Friday, 3 July 2009

Hot, hot, hot...

I booked to take a week off of work last week – no plans to go anywhere, but just wanted a bit of a break. It was a glorious week, with lots of sun, but not too hot, and I managed to catch up on some outstanding jobs at home, such as painting the windows. I also had the chance to sit around and just relax with a glass of wine or two….

So back to work on Monday this week. I thought that I would get an early start as there are a number of projects on the go and I wanted to get a few things out of the way. When I arrived, there was note on the door – the inventory clerk had had problems getting on the system, so had left a note for us to investigate.

When I checked the server room, everything was off and the room was absolutely boiling – we normally run at around 22-24 degrees C as we find that’s a nice temperature to work in, the servers are OK with that and it uses less power to cool the place down. I quickly checked and everything had shut down including the air conditioner which wouldn’t even re-start.

I looked at the UPS and that was showing power going in, but nothing coming out. I looked but couldn’t see a problem so grabbed a couple of power extension leads from our office and ran them around so that we could get a couple of systems running. Priority number 1 was the DHCP / DNS server so that we could get network services and that was the first one running. Next one was email – no problem there, it started up fairly quickly. But with the room so hot, I had to find a way to get some air movement. Even with all the windows and doors open, the room was still close to 40 degrees.

I pinched some fans from the HR office as a quickfix, and after about 20 minutes the maintenance manager came in. He did a quick check on the air con unit and discovered that the power breaker in the mains supply in the factory had tripped out – he reset this, but when the unit started up, it wasn’t cooling anything down. He contacted the service company who sent an engineer down later.

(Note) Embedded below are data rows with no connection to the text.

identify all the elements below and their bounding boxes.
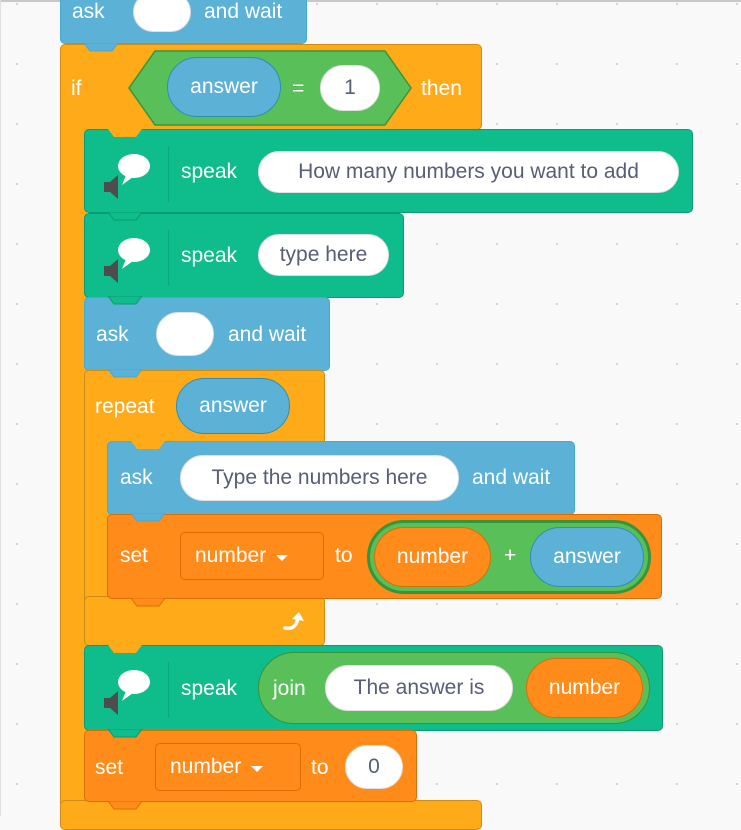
text-to-speech-icon: [104, 670, 150, 715]
ask-input[interactable]: Type the numbers here: [180, 455, 459, 501]
equals-sign: =: [292, 77, 305, 100]
plus-sign: +: [504, 544, 517, 567]
set-label: set: [120, 544, 149, 567]
if-label: if: [71, 77, 82, 100]
number-reporter[interactable]: number: [526, 658, 643, 718]
ask-label: ask: [72, 0, 105, 23]
speak-block-3-notch: [108, 645, 142, 653]
variable-dropdown-value: number: [195, 544, 267, 567]
ask-block-2-tab: [108, 369, 142, 378]
speak-label: speak: [181, 677, 238, 700]
ask-block-3-tab: [131, 513, 165, 522]
loop-arrow-icon: [283, 612, 304, 631]
number-reporter[interactable]: number: [374, 527, 491, 587]
then-label: then: [421, 77, 462, 100]
chevron-down-icon: [276, 554, 289, 561]
chevron-down-icon: [251, 765, 264, 772]
set-block-1-tab: [131, 598, 165, 607]
speak-icon-divider: [168, 662, 169, 718]
speak-label: speak: [181, 244, 238, 267]
set-block-2-tab: [108, 801, 142, 810]
repeat-label: repeat: [95, 395, 155, 418]
if-block-arm: [60, 120, 87, 816]
speak-block-3-tab: [108, 729, 142, 738]
to-label: to: [311, 756, 329, 779]
and-wait-label: and wait: [204, 0, 283, 23]
variable-dropdown-value: number: [170, 755, 242, 778]
speak-block-1-notch: [108, 129, 142, 137]
ask-block-top-tab: [84, 43, 118, 52]
speak-block-2-tab: [108, 296, 142, 305]
set-value-input[interactable]: 0: [345, 745, 403, 789]
speak-input[interactable]: How many numbers you want to add: [258, 151, 679, 193]
to-label: to: [335, 544, 353, 567]
ask-label: ask: [120, 466, 153, 489]
variable-dropdown[interactable]: number: [180, 532, 324, 580]
speak-icon-divider: [168, 146, 169, 202]
and-wait-label: and wait: [472, 466, 551, 489]
canvas-left-border: [0, 0, 1, 816]
equals-right-input[interactable]: 1: [320, 65, 380, 111]
speak-label: speak: [181, 160, 238, 183]
speak-icon-divider: [168, 230, 169, 286]
ask-block-3-notch: [131, 441, 165, 449]
answer-reporter[interactable]: answer: [530, 527, 644, 587]
speak-input[interactable]: type here: [258, 234, 389, 276]
answer-reporter[interactable]: answer: [167, 57, 281, 117]
ask-label: ask: [96, 323, 129, 346]
ask-input[interactable]: [156, 312, 214, 356]
join-left-input[interactable]: The answer is: [325, 665, 513, 711]
text-to-speech-icon: [104, 154, 150, 199]
speak-block-1-tab: [108, 212, 142, 221]
text-to-speech-icon: [104, 238, 150, 283]
repeat-count-reporter[interactable]: answer: [176, 378, 290, 434]
join-label: join: [273, 677, 306, 700]
and-wait-label: and wait: [228, 323, 307, 346]
variable-dropdown[interactable]: number: [155, 743, 301, 791]
ask-input[interactable]: [133, 0, 191, 32]
set-label: set: [95, 756, 124, 779]
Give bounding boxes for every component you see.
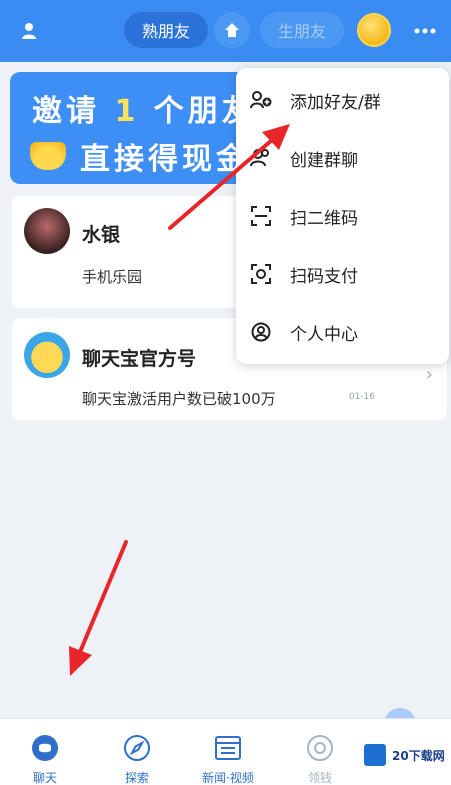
nav-get-money[interactable]: 领钱 xyxy=(275,719,365,785)
banner-cash-text: 直接得现金 xyxy=(80,142,250,177)
scan-pay-icon xyxy=(250,263,272,285)
menu-item-create-group[interactable]: 创建群聊 xyxy=(236,130,449,186)
chat-preview: 手机乐园 xyxy=(82,268,143,286)
banner-headline: 邀请 1 个朋友 xyxy=(32,86,256,130)
top-header: 熟朋友 生朋友 xyxy=(0,0,451,62)
gold-ingot-icon xyxy=(30,142,66,170)
chat-name: 聊天宝官方号 xyxy=(82,348,197,370)
nav-label: 领钱 xyxy=(307,771,332,785)
chat-icon xyxy=(30,733,60,763)
home-icon[interactable] xyxy=(214,12,250,48)
menu-label: 个人中心 xyxy=(290,324,358,345)
nav-label: 聊天 xyxy=(32,771,57,785)
banner-subline: 直接得现金 xyxy=(30,134,250,178)
watermark-logo-icon xyxy=(364,744,386,766)
profile-icon xyxy=(250,321,272,343)
coin-icon xyxy=(305,733,335,763)
nav-chat[interactable]: 聊天 xyxy=(0,719,90,785)
more-menu: 添加好友/群 创建群聊 扫二维码 扫码支付 个人中心 xyxy=(236,68,449,364)
tab-new-friends[interactable]: 生朋友 xyxy=(260,12,344,48)
watermark: 20下载网 xyxy=(360,738,448,772)
menu-label: 扫码支付 xyxy=(290,266,358,287)
tab-familiar-friends[interactable]: 熟朋友 xyxy=(124,12,208,48)
chat-preview: 聊天宝激活用户数已破100万 xyxy=(82,390,276,408)
add-friend-icon xyxy=(250,89,272,111)
menu-label: 添加好友/群 xyxy=(290,92,381,113)
avatar xyxy=(24,208,70,254)
nav-label: 探索 xyxy=(124,771,149,785)
arrow-to-chat-tab xyxy=(69,540,128,676)
watermark-text: 20下载网 xyxy=(392,748,445,763)
banner-number: 1 xyxy=(114,94,140,129)
avatar xyxy=(24,332,70,378)
chat-date: 01-16 xyxy=(348,392,375,402)
more-icon[interactable] xyxy=(405,14,445,48)
menu-label: 创建群聊 xyxy=(290,150,358,171)
scan-icon xyxy=(250,205,272,227)
gold-coin-icon[interactable] xyxy=(357,13,391,47)
menu-item-scan-qr[interactable]: 扫二维码 xyxy=(236,188,449,244)
nav-news-video[interactable]: 新闻·视频 xyxy=(183,719,273,785)
create-group-icon xyxy=(250,147,272,169)
menu-label: 扫二维码 xyxy=(290,208,358,229)
news-icon xyxy=(213,733,243,763)
banner-text-prefix: 邀请 xyxy=(32,94,100,129)
menu-item-scan-pay[interactable]: 扫码支付 xyxy=(236,246,449,302)
chevron-right-icon: › xyxy=(425,364,433,385)
chat-name: 水银 xyxy=(82,224,121,246)
menu-item-add-friend[interactable]: 添加好友/群 xyxy=(236,72,449,128)
compass-icon xyxy=(122,733,152,763)
nav-label: 新闻·视频 xyxy=(202,771,254,785)
user-icon[interactable] xyxy=(14,16,44,46)
nav-explore[interactable]: 探索 xyxy=(92,719,182,785)
menu-item-profile[interactable]: 个人中心 xyxy=(236,304,449,360)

With the rest of my staff in, we started moving a couple of the servers – we have small backup room at the other end of the building so were able to put a couple of them down there as a temporary measure. By about 9:00 am we had most of the system running so that people could get on with the daily work.

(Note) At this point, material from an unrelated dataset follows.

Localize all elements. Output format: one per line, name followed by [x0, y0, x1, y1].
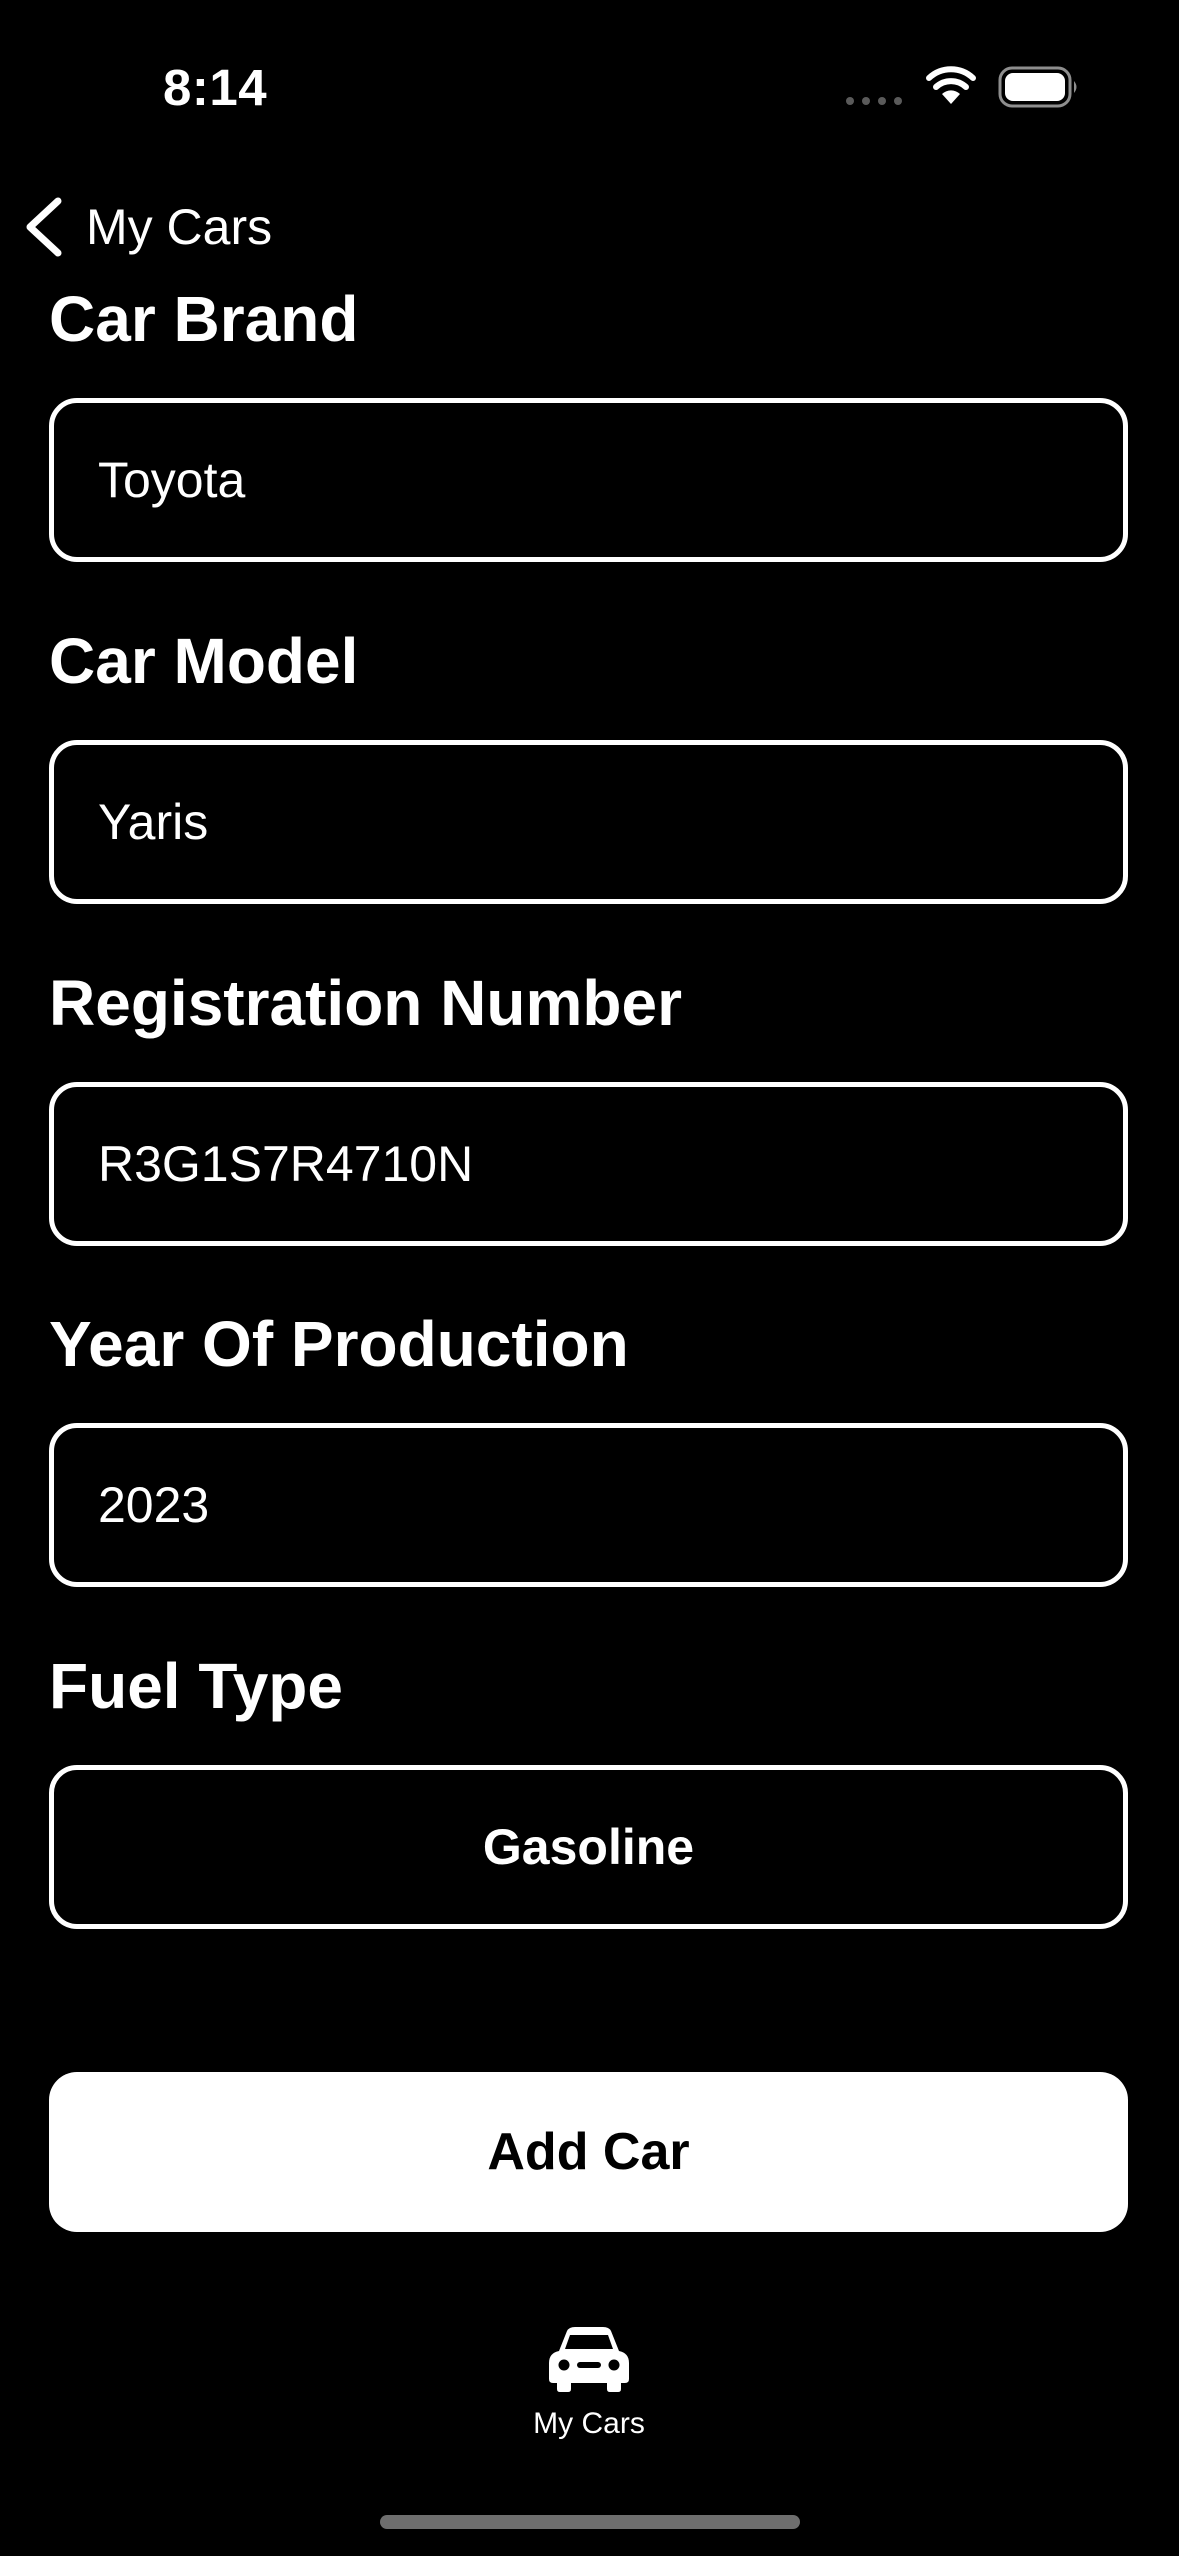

When the engineer from the aircon company turned up, he identified that the compressor had failed and needed to be replaced. It took a couple of days to get this, only for him to then discover that anpother part had failed causing all the refridgerant gas to leak out. This is what caused the aircon to fail – and as a result everything over heated.

We checked the UPS settings as it is supposed to send an alert for various events, and it turned out that every event was ticked except the one for temperature. Doh! Basically the device had gone up to 60 degrees C and then just shut everything down. In addition, a switch on the device had tripped preventing any outgoing power.

So now we are almost back to what passes for normal – we have to make time to come in one Saturday to put everything back in place as it takes longer to build a rack up than it does to strip it down. But the aircon is cooling away nicely and hopefully, now we’ve ticked the box, it will warn us of any similar event in future.